Hungary nationalises textbook market

Hungary nationalises textbook market

Hungary has nationalised its school textbook market, meaning a state-owned body will now create school books to be provided to schools, free of charge.

Critics have condemned the move, claiming that it will "destroy educational publishing" in the country.

Prime Minister Viktor Orban justified the law, which will come into effect in September 2014, by saying the current system allowed publishers to generate profits through over-supplying schools. Under the new system, only two books will be available per subject and class.

The move has been condemned within Hungary, with Zoltan Pokarni, the head of Hungary's Committee for Education, Science and Research, and a member of the governing party, among those to vote against the law.

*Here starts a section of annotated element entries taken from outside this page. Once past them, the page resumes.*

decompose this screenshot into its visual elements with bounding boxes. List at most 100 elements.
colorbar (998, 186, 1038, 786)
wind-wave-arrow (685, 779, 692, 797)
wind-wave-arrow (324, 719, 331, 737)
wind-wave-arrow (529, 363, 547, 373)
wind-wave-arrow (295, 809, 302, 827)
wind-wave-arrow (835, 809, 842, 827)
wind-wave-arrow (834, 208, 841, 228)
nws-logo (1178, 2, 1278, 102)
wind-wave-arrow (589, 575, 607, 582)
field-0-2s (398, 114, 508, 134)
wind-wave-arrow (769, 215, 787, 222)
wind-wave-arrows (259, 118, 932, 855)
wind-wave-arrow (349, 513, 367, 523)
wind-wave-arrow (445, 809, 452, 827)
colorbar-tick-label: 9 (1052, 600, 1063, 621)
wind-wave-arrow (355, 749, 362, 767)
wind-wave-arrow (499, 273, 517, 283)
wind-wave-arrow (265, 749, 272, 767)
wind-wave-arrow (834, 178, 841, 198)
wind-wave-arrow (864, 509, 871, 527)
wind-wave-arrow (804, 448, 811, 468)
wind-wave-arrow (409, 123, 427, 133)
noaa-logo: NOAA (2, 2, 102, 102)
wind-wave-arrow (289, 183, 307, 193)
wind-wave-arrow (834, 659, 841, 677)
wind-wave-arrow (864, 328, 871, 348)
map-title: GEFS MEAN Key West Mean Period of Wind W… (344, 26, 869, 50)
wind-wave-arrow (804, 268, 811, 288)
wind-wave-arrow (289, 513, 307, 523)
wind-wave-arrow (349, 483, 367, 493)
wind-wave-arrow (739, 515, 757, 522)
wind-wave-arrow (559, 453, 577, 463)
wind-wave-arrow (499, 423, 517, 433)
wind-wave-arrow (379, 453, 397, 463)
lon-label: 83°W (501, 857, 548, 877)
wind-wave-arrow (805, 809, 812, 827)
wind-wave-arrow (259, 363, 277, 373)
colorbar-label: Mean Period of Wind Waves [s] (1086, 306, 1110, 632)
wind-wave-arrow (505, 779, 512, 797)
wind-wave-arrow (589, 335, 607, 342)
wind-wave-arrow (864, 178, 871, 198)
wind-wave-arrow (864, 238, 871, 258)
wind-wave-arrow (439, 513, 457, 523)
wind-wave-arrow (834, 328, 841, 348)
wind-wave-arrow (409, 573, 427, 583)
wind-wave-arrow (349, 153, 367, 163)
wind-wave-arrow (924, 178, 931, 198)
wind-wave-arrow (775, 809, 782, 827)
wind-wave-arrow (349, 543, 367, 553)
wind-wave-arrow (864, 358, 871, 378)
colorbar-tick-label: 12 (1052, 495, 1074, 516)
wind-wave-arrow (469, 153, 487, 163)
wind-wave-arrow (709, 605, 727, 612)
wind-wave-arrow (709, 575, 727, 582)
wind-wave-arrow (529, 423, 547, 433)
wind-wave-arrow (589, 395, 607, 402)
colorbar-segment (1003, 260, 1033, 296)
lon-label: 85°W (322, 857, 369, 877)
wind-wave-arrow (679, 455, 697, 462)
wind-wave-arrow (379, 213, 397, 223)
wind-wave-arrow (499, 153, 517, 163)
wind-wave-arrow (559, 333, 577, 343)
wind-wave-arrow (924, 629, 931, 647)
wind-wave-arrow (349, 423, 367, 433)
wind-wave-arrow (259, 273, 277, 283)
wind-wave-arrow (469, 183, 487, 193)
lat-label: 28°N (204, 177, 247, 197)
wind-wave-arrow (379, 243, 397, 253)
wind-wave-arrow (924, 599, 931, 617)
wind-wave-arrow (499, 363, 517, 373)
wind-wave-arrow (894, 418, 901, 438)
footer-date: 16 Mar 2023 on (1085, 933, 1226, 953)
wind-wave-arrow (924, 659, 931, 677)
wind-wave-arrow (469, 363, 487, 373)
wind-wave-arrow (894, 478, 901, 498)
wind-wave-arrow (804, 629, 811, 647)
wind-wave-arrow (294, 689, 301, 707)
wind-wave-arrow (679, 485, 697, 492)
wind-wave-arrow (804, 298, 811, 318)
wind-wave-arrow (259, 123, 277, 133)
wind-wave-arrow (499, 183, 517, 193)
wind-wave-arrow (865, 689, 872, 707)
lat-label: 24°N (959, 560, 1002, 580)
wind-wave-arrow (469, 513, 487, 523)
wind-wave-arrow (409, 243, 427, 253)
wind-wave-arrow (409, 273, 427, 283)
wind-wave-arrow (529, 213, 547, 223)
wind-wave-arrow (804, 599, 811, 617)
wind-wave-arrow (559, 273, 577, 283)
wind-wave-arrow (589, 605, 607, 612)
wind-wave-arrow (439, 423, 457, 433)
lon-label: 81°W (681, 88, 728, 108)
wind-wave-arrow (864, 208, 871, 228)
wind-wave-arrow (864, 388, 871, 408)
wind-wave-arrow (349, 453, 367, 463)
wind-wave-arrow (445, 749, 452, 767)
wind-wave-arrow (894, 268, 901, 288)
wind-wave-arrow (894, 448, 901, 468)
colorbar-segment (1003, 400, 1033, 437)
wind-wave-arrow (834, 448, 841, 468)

Péter László Zentai, director of the Hungarian Publishers' and Booksellers' Association, said in a statement released through the International Publishers Association (IPA): "The publishers that have been deprived of their market will presumably have to turn to the Strasbourg court. The sad thing is, even if the court finds in their favour in three or four years’ time, they will all have gone bankrupt by then."

IPA members also spoke out against the moves. Graham Taylor, chairman of the IPA's education committee, said. “This used to happen all the time in Africa in the 1980s, invariably leaving a wasteland of under provision when the state scheme collapsed under its own weight. I never thought I would see anything like this in Europe. Teachers should be free to choose the textbooks they use with their students, not have then imposed by state bureaucrats."

Jens Bammel, secretary general of the IPA, said: “This measure will destroy educational publishing in Hungary. These policies have failed so often that we did not seriously expect any government to even consider them."